Test::Pod::No404s by Apocalypse (APOCAL
) checks URL POD links.
ACKNOWLEDGMENTS
The author would like to acknowledge the following, without whom this module would not exist -- at least, not in anything like its current form.
Mohammed Anwar (MANWAR
) who submitted the "broken POD link" ticket that started me thinking about testing for this kind of thing.

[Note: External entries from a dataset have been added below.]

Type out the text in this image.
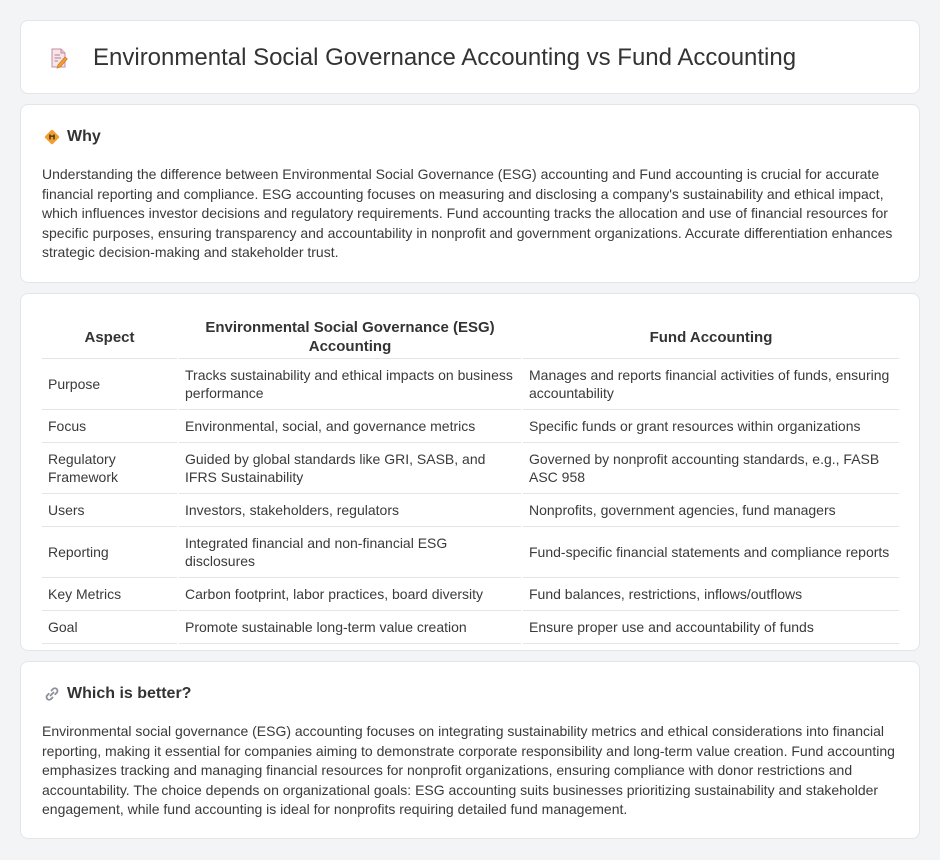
Environmental Social Governance Accounting vs Fund Accounting
Why

Understanding the difference between Environmental Social Governance (ESG) accounting and Fund accounting is crucial for accurate financial reporting and compliance. ESG accounting focuses on measuring and disclosing a company's sustainability and ethical impact, which influences investor decisions and regulatory requirements. Fund accounting tracks the allocation and use of financial resources for specific purposes, ensuring transparency and accountability in nonprofit and government organizations. Accurate differentiation enhances strategic decision-making and stakeholder trust.

Aspect	Environmental Social Governance (ESG) Accounting	Fund Accounting
Purpose	Tracks sustainability and ethical impacts on business performance	Manages and reports financial activities of funds, ensuring accountability
Focus	Environmental, social, and governance metrics	Specific funds or grant resources within organizations
Regulatory Framework	Guided by global standards like GRI, SASB, and IFRS Sustainability	Governed by nonprofit accounting standards, e.g., FASB ASC 958
Users	Investors, stakeholders, regulators	Nonprofits, government agencies, fund managers
Reporting	Integrated financial and non-financial ESG disclosures	Fund-specific financial statements and compliance reports
Key Metrics	Carbon footprint, labor practices, board diversity	Fund balances, restrictions, inflows/outflows
Goal	Promote sustainable long-term value creation	Ensure proper use and accountability of funds
Which is better?

Environmental social governance (ESG) accounting focuses on integrating sustainability metrics and ethical considerations into financial reporting, making it essential for companies aiming to demonstrate corporate responsibility and long-term value creation. Fund accounting emphasizes tracking and managing financial resources for nonprofit organizations, ensuring compliance with donor restrictions and accountability. The choice depends on organizational goals: ESG accounting suits businesses prioritizing sustainability and stakeholder engagement, while fund accounting is ideal for nonprofits requiring detailed fund management.
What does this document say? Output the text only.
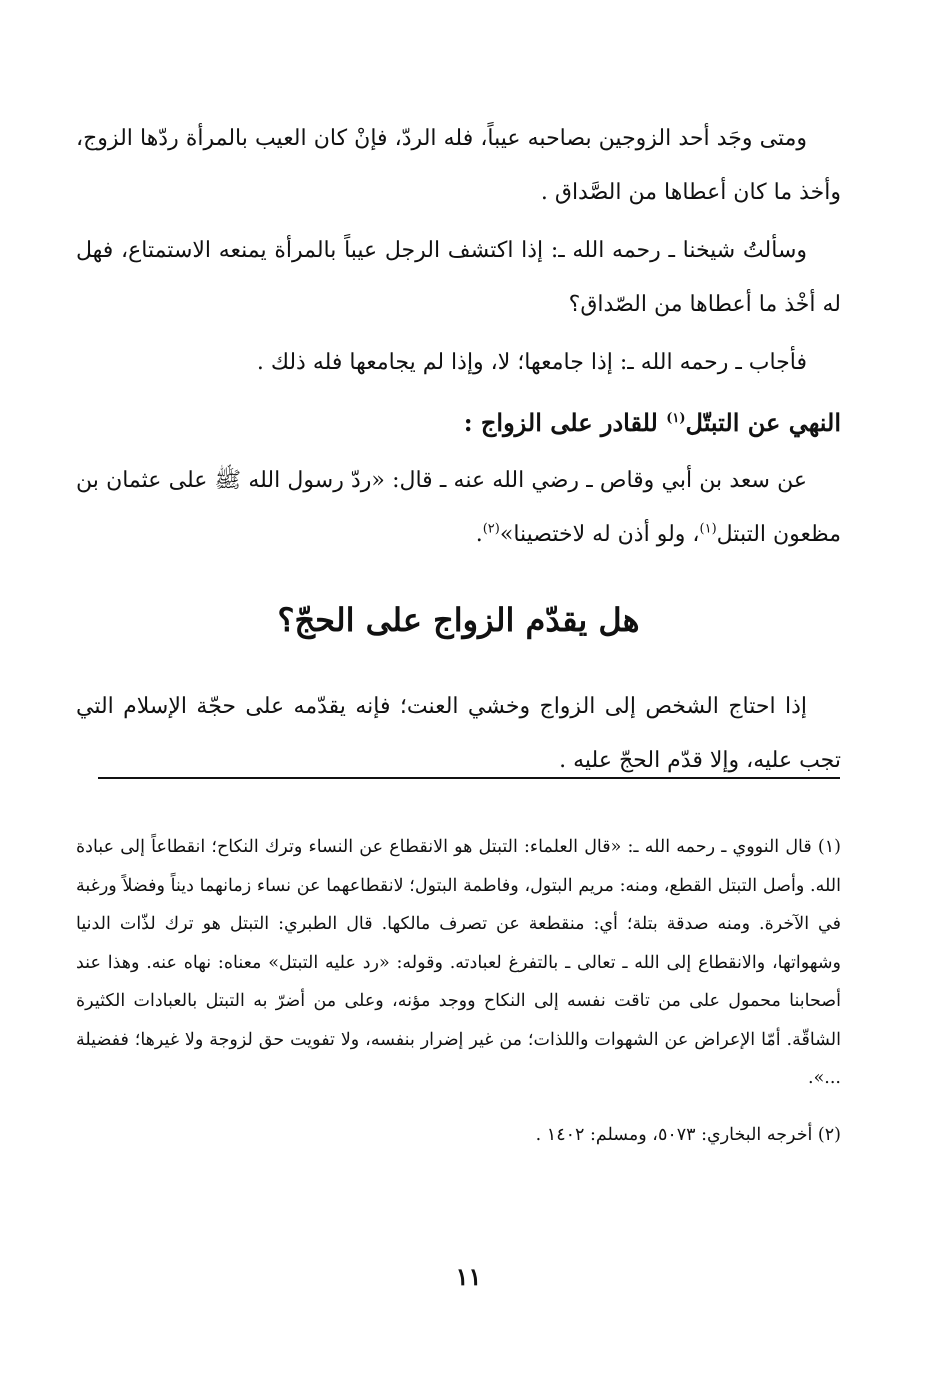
ومتى وجَد أحد الزوجين بصاحبه عيباً، فله الردّ، فإنْ كان العيب بالمرأة ردّها الزوج، وأخذ ما كان أعطاها من الصَّداق .

وسألتُ شيخنا ـ رحمه الله ـ: إذا اكتشف الرجل عيباً بالمرأة يمنعه الاستمتاع، فهل له أخْذ ما أعطاها من الصّداق؟

فأجاب ـ رحمه الله ـ: إذا جامعها؛ لا، وإذا لم يجامعها فله ذلك .

النهي عن التبتّل$^{(١)}$ للقادر على الزواج :

عن سعد بن أبي وقاص ـ رضي الله عنه ـ قال: «ردّ رسول الله ﷺ على عثمان بن مظعون التبتل$^{(١)}$، ولو أذن له لاختصينا»$^{(٢)}$.

هل يقدّم الزواج على الحجّ؟

إذا احتاج الشخص إلى الزواج وخشي العنت؛ فإنه يقدّمه على حجّة الإسلام التي تجب عليه، وإلا قدّم الحجّ عليه .

(١) قال النووي ـ رحمه الله ـ: «قال العلماء: التبتل هو الانقطاع عن النساء وترك النكاح؛ انقطاعاً إلى عبادة الله. وأصل التبتل القطع، ومنه: مريم البتول، وفاطمة البتول؛ لانقطاعهما عن نساء زمانهما ديناً وفضلاً ورغبة في الآخرة. ومنه صدقة بتلة؛ أي: منقطعة عن تصرف مالكها. قال الطبري: التبتل هو ترك لذّات الدنيا وشهواتها، والانقطاع إلى الله ـ تعالى ـ بالتفرغ لعبادته. وقوله: «رد عليه التبتل» معناه: نهاه عنه. وهذا عند أصحابنا محمول على من تاقت نفسه إلى النكاح ووجد مؤنه، وعلى من أضرّ به التبتل بالعبادات الكثيرة الشاقّة. أمّا الإعراض عن الشهوات واللذات؛ من غير إضرار بنفسه، ولا تفويت حق لزوجة ولا غيرها؛ ففضيلة ...».

(٢) أخرجه البخاري: ٥٠٧٣، ومسلم: ١٤٠٢ .

١١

The CPAN Testers who, by testing my code under such a broad range of configurations, gave me an opportunity to make this module much more robust than it would otherwise have been. It is probably unfair to single out individual testers, but as the luck of the testing cycle would have it, results from Andreas J. König (ANDK
), Slaven Rezić (SREZIC
), Chris Williams (BINGOS
), and Alceu Rodrigues de Freitas Junior were particularly useful to me.
SUPPORT
Support is by the author. Please file bug reports at https://rt.cpan.org/Public/Dist/Display.html?Name=Test-Pod-LinkCheck-Lite, https://github.com/trwyant/perl-Test-Pod-LinkCheck-Lite/issues, or in electronic mail to the author.
AUTHOR
Thomas R. Wyant, III wyant at cpan dot org
COPYRIGHT AND LICENSE
Copyright (C) 2019-2023 by Thomas R. Wyant, III
This program is free software; you can redistribute it and/or modify it under the same terms as Perl 5.10.0. For more details, see the full text of the licenses in the directory LICENSES.
This program is distributed in the hope that it will be useful, but without any warranty; without even the implied warranty of merchantability or fitness for a particular purpose.